SHOULD BE A LIMIT TO NUMBER OF SATELLITE'S IN ORBIT AND SHOULD BE BASED ON PURPOSE... PEOPLE SHOOTING SATELLITE'S INTO SPACE IS WRONG. A LIMITED NUMBER SHOULD ONLY BE IN SPACE ,AS REQUIRED , NOT FOR PROFIT AND THEY'RE ENDANGERING THOSE ON THE SPACE STATION.
I'M GOING TO START A ORBITAL SPACE GARBAGE COMPANY (GARBAGE COLLECTION AND DISPOSAL)
Your report lacks context and and root cause analysis. We can't afford snark -- Yes I'm looking at you Bloomberg -- instead of objective factual analysis.
Question: Which nation made the ability to destroy military assets in space (satellites) a strategic military necessity?
==> Fact: Our nation made satellites (GPS) a critical military asset and has used them to devastating military effect for generations.
We , not Russia, enjoyed first mover advantage and exploited it. That had consequences.
Be honest -- Do you really think that if Russia weaponized GPS satellites, we would sit by idly for generations without developing and testing technologies to defend against them using GPS satellites to target us?
Can’t wait to down rocket tracker 24app 😂😂😂
يا كذابين الارض مسطحة وليس هناك اقمار صناعية الا في مخيلتكم.
🤔
Delusional horseshit is most of this video! Best of luck to them!
Dont believe a word- nothing can remain in the air: Satellites are on the ground- ask every commercial pilot!

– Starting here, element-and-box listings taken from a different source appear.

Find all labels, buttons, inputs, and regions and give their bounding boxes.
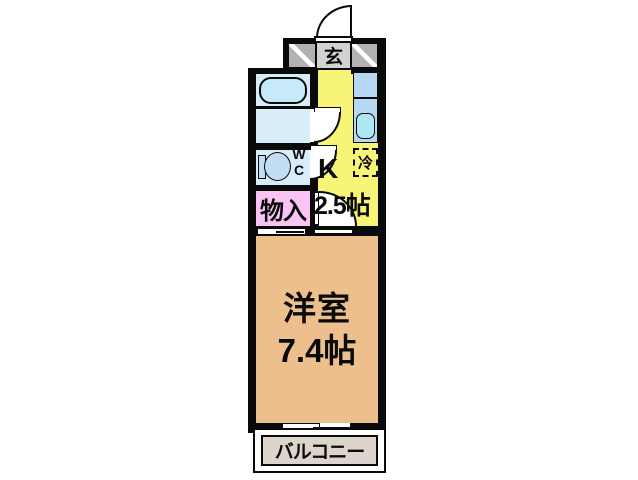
entrance-door-swing-arc: [316, 5, 352, 38]
wall-wash-wc-divider: [256, 143, 318, 150]
wall-entrance-left: [283, 38, 288, 72]
kitchen-label: K: [318, 153, 338, 185]
entrance-floor: 玄: [316, 43, 351, 70]
closet-label: 物入: [260, 191, 306, 226]
entrance-wall-hatch-left: [288, 43, 316, 68]
kitchen-sink: [356, 113, 375, 139]
kitchen-counter-top: [353, 72, 378, 98]
refrigerator-space: 冷: [353, 148, 378, 177]
wall-bathroom-top: [248, 68, 316, 74]
main-room-name: 洋室: [283, 288, 351, 330]
entrance-wall-hatch-right: [351, 43, 378, 68]
bathtub: [259, 77, 307, 104]
main-room-size: 7.4帖: [278, 330, 357, 372]
toilet-bowl: [264, 152, 291, 181]
wall-left: [248, 68, 256, 433]
wall-wc-closet-divider: [256, 185, 318, 191]
entrance-label: 玄: [324, 42, 343, 69]
balcony-floor: バルコニー: [261, 435, 378, 466]
closet-sliding-door: [257, 228, 306, 235]
closet-sliding-door-rail: [276, 231, 304, 233]
wall-bath-wash-divider: [256, 106, 312, 109]
wc-label-w: W: [291, 146, 307, 162]
kitchen-size-label: 2.5帖: [314, 186, 370, 222]
washroom-floor: [256, 108, 310, 144]
main-room-floor: 洋室 7.4帖: [256, 236, 378, 423]
closet-floor: 物入: [256, 190, 310, 227]
balcony-label: バルコニー: [275, 437, 365, 464]
kitchen-room-door-threshold: [315, 228, 352, 235]
wc-label-c: C: [291, 162, 307, 178]
entrance-door-leaf: [314, 36, 353, 43]
refrigerator-label: 冷: [358, 152, 373, 173]
floorplan: 物入 玄 洋室 7.4帖 冷: [0, 0, 638, 480]
wc-label: W C: [291, 146, 307, 178]
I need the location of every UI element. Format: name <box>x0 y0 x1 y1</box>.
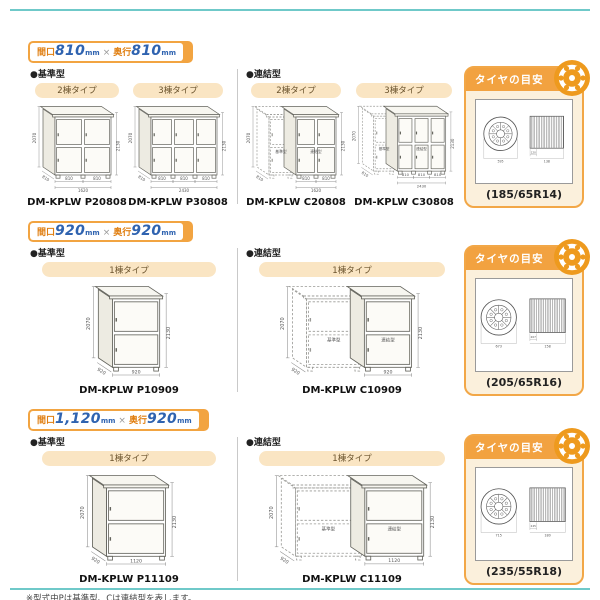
type-tab: 2棟タイプ <box>35 83 119 98</box>
svg-text:810: 810 <box>41 174 51 183</box>
svg-text:連結型: 連結型 <box>381 336 395 343</box>
product-item: 1棟タイプ 基準型連結型21302070920920 DM-KPLW C1090… <box>244 261 460 396</box>
product-row-810: 間口 810 mm × 奥行 810 mm ●基準型 2棟タイプ 2130207… <box>28 40 584 208</box>
linked-type-section: ●連結型 1棟タイプ 基準型連結型21302070920920 DM-KPLW … <box>244 245 460 396</box>
size-badge: 間口 1,120 mm × 奥行 920 mm <box>28 409 209 431</box>
depth-label: 奥行 <box>129 416 147 427</box>
type-tab: 1棟タイプ <box>259 262 445 277</box>
tire-guide-panel: タイヤの目安 595120138 (185/65R14) <box>464 66 584 208</box>
width-unit: mm <box>85 229 100 238</box>
svg-text:2070: 2070 <box>86 317 92 330</box>
standard-type-section: ●基準型 2棟タイプ 213020708108101620810 DM-KPLW… <box>28 66 230 208</box>
svg-text:2070: 2070 <box>80 506 86 519</box>
svg-text:2070: 2070 <box>128 132 133 143</box>
product-item: 2棟タイプ 基準型連結型213020708108101620810 DM-KPL… <box>244 82 348 208</box>
size-badge: 間口 920 mm × 奥行 920 mm <box>28 221 193 243</box>
linked-type-section: ●連結型 2棟タイプ 基準型連結型213020708108101620810 D… <box>244 66 460 208</box>
top-border-rule <box>10 9 590 11</box>
product-item: 2棟タイプ 213020708108101620810 DM-KPLW P208… <box>28 82 126 208</box>
footnotes: ※型式中Pは基準型、Cは連結型を表します。 ※連結型は単独では使用できません。基… <box>26 593 600 600</box>
type-tab: 3棟タイプ <box>133 83 222 98</box>
shed-drawing: 基準型連結型213020708108108102430810 <box>350 101 458 192</box>
tire-diagram-box: 715245180 <box>475 467 573 561</box>
product-item: 3棟タイプ 基準型連結型213020708108108102430810 DM-… <box>348 82 460 208</box>
svg-text:2130: 2130 <box>166 327 172 340</box>
svg-text:673: 673 <box>496 345 502 349</box>
tire-guide-panel: タイヤの目安 673207158 (205/65R16) <box>464 245 584 396</box>
svg-text:基準型: 基準型 <box>379 146 390 151</box>
shed-drawing: 基準型連結型213020701120920 <box>266 469 439 574</box>
model-number: DM-KPLW C20808 <box>246 197 346 208</box>
type-tab: 1棟タイプ <box>259 451 445 466</box>
svg-text:245: 245 <box>531 524 537 528</box>
svg-text:120: 120 <box>530 150 535 154</box>
svg-text:920: 920 <box>90 555 101 565</box>
svg-text:2130: 2130 <box>172 515 178 528</box>
standard-type-section: ●基準型 1棟タイプ 213020701120920 DM-KPLW P1110… <box>28 434 230 585</box>
svg-text:連結型: 連結型 <box>387 525 401 532</box>
shed-drawing: 基準型連結型213020708108101620810 <box>244 101 349 197</box>
svg-text:2070: 2070 <box>246 132 251 143</box>
svg-text:1620: 1620 <box>311 188 322 193</box>
svg-text:810: 810 <box>418 171 426 176</box>
svg-text:158: 158 <box>544 345 550 349</box>
tire-size-label: (185/65R14) <box>466 186 582 206</box>
svg-text:715: 715 <box>496 533 502 537</box>
model-number: DM-KPLW P20808 <box>27 197 127 208</box>
section-label-standard: ●基準型 <box>30 435 230 448</box>
model-number: DM-KPLW P10909 <box>79 385 179 396</box>
product-item: 1棟タイプ 21302070920920 DM-KPLW P10909 <box>28 261 230 396</box>
section-label-standard: ●基準型 <box>30 246 230 259</box>
svg-text:連結型: 連結型 <box>310 148 322 153</box>
svg-text:810: 810 <box>158 176 166 181</box>
svg-text:810: 810 <box>302 176 310 181</box>
model-number: DM-KPLW P30808 <box>128 197 228 208</box>
width-label: 間口 <box>37 48 55 59</box>
width-unit: mm <box>85 49 100 58</box>
shed-drawing: 213020701120920 <box>77 469 181 574</box>
linked-type-section: ●連結型 1棟タイプ 基準型連結型213020701120920 DM-KPLW… <box>244 434 460 585</box>
size-badge: 間口 810 mm × 奥行 810 mm <box>28 41 193 63</box>
product-row-1120: 間口 1,120 mm × 奥行 920 mm ●基準型 1棟タイプ 21302… <box>28 408 584 585</box>
tire-diagram: 595120138 <box>479 113 570 169</box>
svg-text:2130: 2130 <box>429 515 435 528</box>
tire-size-label: (235/55R18) <box>466 563 582 583</box>
svg-text:810: 810 <box>361 170 370 178</box>
type-tab: 2棟タイプ <box>251 83 340 98</box>
section-divider <box>237 248 238 392</box>
svg-text:2070: 2070 <box>32 132 37 143</box>
product-item: 1棟タイプ 基準型連結型213020701120920 DM-KPLW C111… <box>244 450 460 585</box>
tire-guide-title: タイヤの目安 <box>475 253 544 265</box>
section-label-standard: ●基準型 <box>30 67 230 80</box>
svg-text:2130: 2130 <box>341 140 346 151</box>
svg-text:2070: 2070 <box>280 317 286 330</box>
svg-text:1120: 1120 <box>130 558 142 564</box>
product-row-920: 間口 920 mm × 奥行 920 mm ●基準型 1棟タイプ 2130207… <box>28 220 584 397</box>
catalog-page: 間口 810 mm × 奥行 810 mm ●基準型 2棟タイプ 2130207… <box>0 0 600 600</box>
wheel-icon <box>553 59 591 97</box>
depth-label: 奥行 <box>113 48 131 59</box>
svg-text:1620: 1620 <box>78 188 89 193</box>
depth-value: 810 <box>131 43 161 61</box>
svg-text:810: 810 <box>180 176 188 181</box>
svg-text:920: 920 <box>278 555 289 565</box>
depth-value: 920 <box>131 223 161 241</box>
svg-text:595: 595 <box>497 160 503 164</box>
depth-label: 奥行 <box>113 228 131 239</box>
depth-unit: mm <box>177 417 192 426</box>
times-symbol: × <box>118 416 126 427</box>
svg-text:1120: 1120 <box>388 558 400 564</box>
svg-text:810: 810 <box>65 176 73 181</box>
wheel-icon <box>553 238 591 276</box>
svg-text:920: 920 <box>96 367 107 377</box>
shed-drawing: 21302070920920 <box>83 280 175 385</box>
type-tab: 3棟タイプ <box>356 83 452 98</box>
svg-text:920: 920 <box>132 369 141 375</box>
svg-text:2130: 2130 <box>418 327 424 340</box>
tire-diagram: 673207158 <box>476 292 572 358</box>
svg-text:810: 810 <box>402 171 410 176</box>
svg-text:2130: 2130 <box>222 140 227 151</box>
tire-diagram-box: 673207158 <box>475 278 573 372</box>
svg-text:810: 810 <box>93 176 101 181</box>
svg-text:連結型: 連結型 <box>416 146 427 151</box>
tire-diagram-box: 595120138 <box>475 99 573 184</box>
svg-text:2130: 2130 <box>450 138 455 149</box>
footnote-line: ※型式中Pは基準型、Cは連結型を表します。 <box>26 593 600 600</box>
model-number: DM-KPLW C10909 <box>302 385 402 396</box>
width-label: 間口 <box>37 416 55 427</box>
shed-drawing: 213020708108101620810 <box>30 101 124 197</box>
width-unit: mm <box>101 417 116 426</box>
svg-text:基準型: 基準型 <box>327 336 341 343</box>
width-label: 間口 <box>37 228 55 239</box>
type-tab: 1棟タイプ <box>42 262 216 277</box>
product-item: 3棟タイプ 213020708108108102430810 DM-KPLW P… <box>126 82 230 208</box>
svg-text:207: 207 <box>531 335 537 339</box>
svg-text:2430: 2430 <box>417 183 427 188</box>
depth-unit: mm <box>161 49 176 58</box>
shed-drawing: 213020708108108102430810 <box>126 101 230 197</box>
svg-text:810: 810 <box>202 176 210 181</box>
section-divider <box>237 69 238 204</box>
svg-text:基準型: 基準型 <box>275 148 287 153</box>
width-value: 1,120 <box>55 411 101 429</box>
wheel-icon <box>553 427 591 465</box>
svg-text:810: 810 <box>434 171 442 176</box>
width-value: 810 <box>55 43 85 61</box>
type-tab: 1棟タイプ <box>42 451 216 466</box>
model-number: DM-KPLW P11109 <box>79 574 179 585</box>
shed-drawing: 基準型連結型21302070920920 <box>277 280 427 385</box>
times-symbol: × <box>103 48 111 59</box>
svg-text:2070: 2070 <box>352 130 357 141</box>
svg-text:138: 138 <box>543 160 549 164</box>
tire-guide-panel: タイヤの目安 715245180 (235/55R18) <box>464 434 584 585</box>
depth-unit: mm <box>161 229 176 238</box>
section-label-linked: ●連結型 <box>246 67 460 80</box>
product-item: 1棟タイプ 213020701120920 DM-KPLW P11109 <box>28 450 230 585</box>
model-number: DM-KPLW C11109 <box>302 574 402 585</box>
model-number: DM-KPLW C30808 <box>354 197 454 208</box>
svg-text:2430: 2430 <box>179 188 190 193</box>
svg-text:920: 920 <box>383 369 392 375</box>
svg-text:810: 810 <box>137 174 147 183</box>
tire-diagram: 715245180 <box>476 481 572 547</box>
svg-text:2130: 2130 <box>116 140 121 151</box>
section-label-linked: ●連結型 <box>246 246 460 259</box>
width-value: 920 <box>55 223 85 241</box>
depth-value: 920 <box>147 411 177 429</box>
times-symbol: × <box>103 228 111 239</box>
tire-size-label: (205/65R16) <box>466 374 582 394</box>
svg-text:180: 180 <box>544 533 550 537</box>
section-divider <box>237 437 238 581</box>
bottom-border-rule <box>10 588 590 590</box>
tire-guide-title: タイヤの目安 <box>475 74 544 86</box>
svg-text:基準型: 基準型 <box>321 525 335 532</box>
standard-type-section: ●基準型 1棟タイプ 21302070920920 DM-KPLW P10909 <box>28 245 230 396</box>
svg-text:810: 810 <box>322 176 330 181</box>
svg-text:920: 920 <box>290 367 301 377</box>
svg-text:2070: 2070 <box>269 506 275 519</box>
section-label-linked: ●連結型 <box>246 435 460 448</box>
svg-text:810: 810 <box>255 174 265 183</box>
tire-guide-title: タイヤの目安 <box>475 442 544 454</box>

Have you actually asked a commercial pilot though?
They know better than most that the air gets thinner and thinner when you get higher.
If you get high enough there is barely any air resistance anymore. (much higher than airplane)
There, if you go fast enough sideways you'll be able to fall around the earth since it's round. You have to go crazy fast: 20x speed of sound, 8 km/s. That's why large rockets have to be used to make satellites stay in space.